How to prevent pip from re-downloading all packages when I rebuild the docker image after a minor change in the requirement list?


I have over 200 python packages in requirements.txt. When I rebuild the image after modifying or adding a package in the list, docker surprisingly re-downloads all packages despite that most packages in the list are not related to the change I make. This makes the building process unnecessarily over an hour long.

This problem only happens inside Docker. If I add an item and pip install -r requirements.txt outside docker, pip knows how to update and download the minimum amount of relevant packages instead of redoing it from scratch.

Here is how my Dockerfile look like:

ARG PYTORCH="1.9.0"
ARG CUDA="11.1"
ARG CUDNN="8"

FROM pytorch/pytorch:${PYTORCH}-cuda${CUDA}-cudnn${CUDNN}-devel
...

...
WORKDIR /usr/src/app
RUN pip install cmake
ADD ./requirements.txt /usr/src/app/requirements.txt
RUN pip install -r requirements.txt
ADD . /usr/src/app
...

Solution

  • The problem:

    You have a problem with the docker cache.

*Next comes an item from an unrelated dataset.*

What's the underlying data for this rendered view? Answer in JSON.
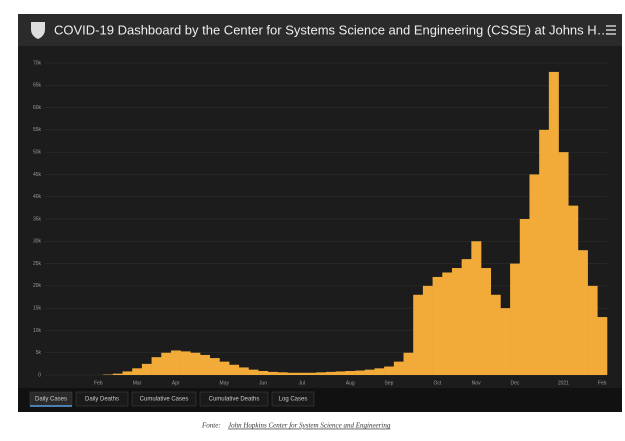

    When you re-build an image, docker use cache but when you change the requirements.txt, docker understands that can't use cache for from ADD ./requirements.txt /usr/src/app/requirements.txt and since this step needs re-run the command (detail: docker image build only have the cache from the previous image but in this step you don't have any packages installed).

    The previous image cache is used to RUN pip install cmake but after docker needs re-run because the requirements.txt is changed.

    My recommendation:

    You can use different requirements files and sort by modification rate, because when docker detects changes stop using cache and re-run the full command.